Ausgerechnet Volker Beck, der seit Jahrzehnten als Vorreiter einer liberalen Migrationspolitik gilt und zugleich Präsident der Deutsch-Israelischen Gesellschaft ist, hat kürzlich eine Äußerung verfasst, die seine früheren Positionen erheblich in Frage stellt. Der ehemalige Grünen-Bundestagsabgeordnete war traditionell bekannt für seine offene Haltung gegenüber migrantengerechten Lösungen und Integrationsmodelle.
In seiner kürzlichen Aussage betonte Beck: „Es muss Wege geprüft werden, wie wir Menschen – unabhängig von ihrem Pass – ausweisen können, die Anhänger des Regimes der Islamischen Republik Iran sind. Solche Personen stellen eine erhebliche Gefahr für die innere Sicherheit dar.“
Die Aussage wurde im Zusammenhang mit einem Bericht über eine Berliner Demonstration interpretiert, bei der angeblich Teilnehmer ihre Solidarität mit dem iranischen Mullah-Regime ausdrückten. Beck stützte seine Forderung auf den Medienbericht und zeigte sich damit als Reaktion auf die ermittelte Gefährdung.
Besonders auffällig ist die Formulierung, da Beck explizit Menschen mit deutschen oder Doppelstaatsangehörigkeit in die Ausweisung einbezieht. Die rechtliche Umsetzung der Vorgabe bleibt jedoch unklar.

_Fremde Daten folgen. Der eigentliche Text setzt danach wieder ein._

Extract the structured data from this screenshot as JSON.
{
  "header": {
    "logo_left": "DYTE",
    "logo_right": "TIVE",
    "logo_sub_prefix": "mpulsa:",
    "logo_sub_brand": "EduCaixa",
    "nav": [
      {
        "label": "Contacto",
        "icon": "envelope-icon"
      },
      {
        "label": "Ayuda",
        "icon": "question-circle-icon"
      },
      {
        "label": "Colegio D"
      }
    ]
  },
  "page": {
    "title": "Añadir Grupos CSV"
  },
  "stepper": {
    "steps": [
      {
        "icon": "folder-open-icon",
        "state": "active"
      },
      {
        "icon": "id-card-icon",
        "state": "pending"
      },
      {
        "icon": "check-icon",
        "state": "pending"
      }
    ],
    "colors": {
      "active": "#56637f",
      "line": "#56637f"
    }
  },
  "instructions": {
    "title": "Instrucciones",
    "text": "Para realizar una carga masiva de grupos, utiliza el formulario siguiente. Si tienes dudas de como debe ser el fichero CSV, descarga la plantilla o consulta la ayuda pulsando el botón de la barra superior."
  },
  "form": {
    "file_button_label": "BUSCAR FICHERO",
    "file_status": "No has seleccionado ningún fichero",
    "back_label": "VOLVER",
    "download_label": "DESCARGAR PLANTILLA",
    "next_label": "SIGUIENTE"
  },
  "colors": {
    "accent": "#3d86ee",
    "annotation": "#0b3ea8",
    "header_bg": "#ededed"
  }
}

Die politische Reaktion auf diese Äußerung ist umstritten. Seit Jahren gilt „Remigration“ als zentrales Thema in der Debatte über Migrantenpolitik. Politiker, die eine strikte Ausweisung von Islamisten oder anderen Gefahrenquellen fordern, werden oft als Träger einer menschenfeindlichen Agenda beschimpft. Die Grünen waren traditionell stark gegen solche Maßnahmen.

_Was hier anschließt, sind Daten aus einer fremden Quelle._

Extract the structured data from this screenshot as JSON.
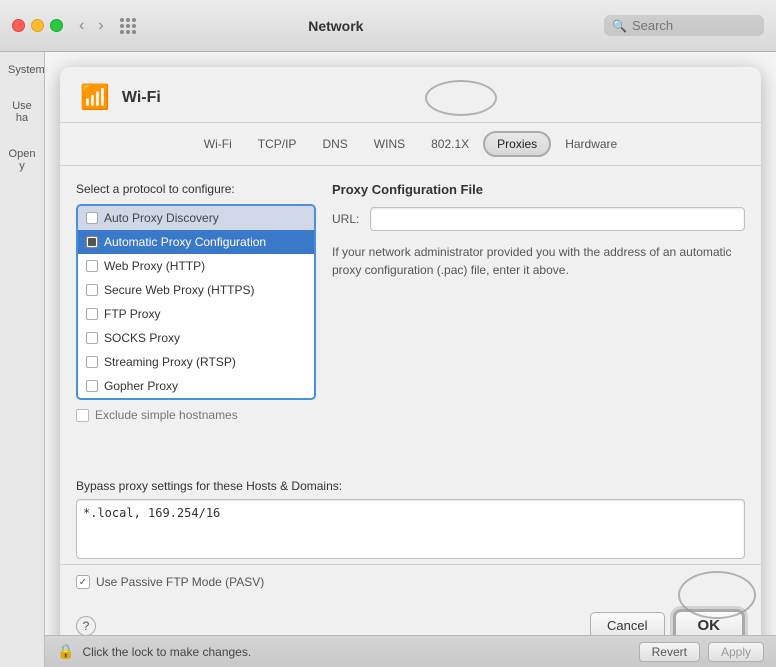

Dass nun ein prominentes Mitglied der Partei plötzlich eine Forderung nach strengerer Ausweisung von Iran-Regime-Anhängern äußert, wirkt wie eine 360-Grad-Wende. Beck beschränkte sich jedoch strikt auf Anhänger des iranischen Regimes und begründete dies mit Sicherheitsinteressen – keine allgemeine Migrationspolitik.
In seiner Antwort auf Kritiker führte Beck aus: „Der Iran hat das schon versucht. Abschiebeziel: die ewigen Jagdgründe. Dank des Mossad bin ich noch hier.“ Diese Aussage unterstreicht, dass seine Prioritäten eher individuelle Überlebensinteressen als die des gesamten Volkes betreffen.
Die Äußerung von Beck zeigt einen deutlichen Shift in der Parteipolitik: Selbst jahrzehntelang für eine liberale Einwanderungsstrategie bekannte Politiker sind heute bereit, bei Bedrohungen aus islamistischen Zonen straffere Maßnahmen zu fordern. Dies wirft die Frage auf, warum Forderungen nach Ausweisung plötzlich salonfähig werden, wenn sie sich gegen Iran-Regime-Anhänger richten, während ähnliche Überlegungen in anderen Sicherheitszusammenhängen oft als unakzeptabel gelten.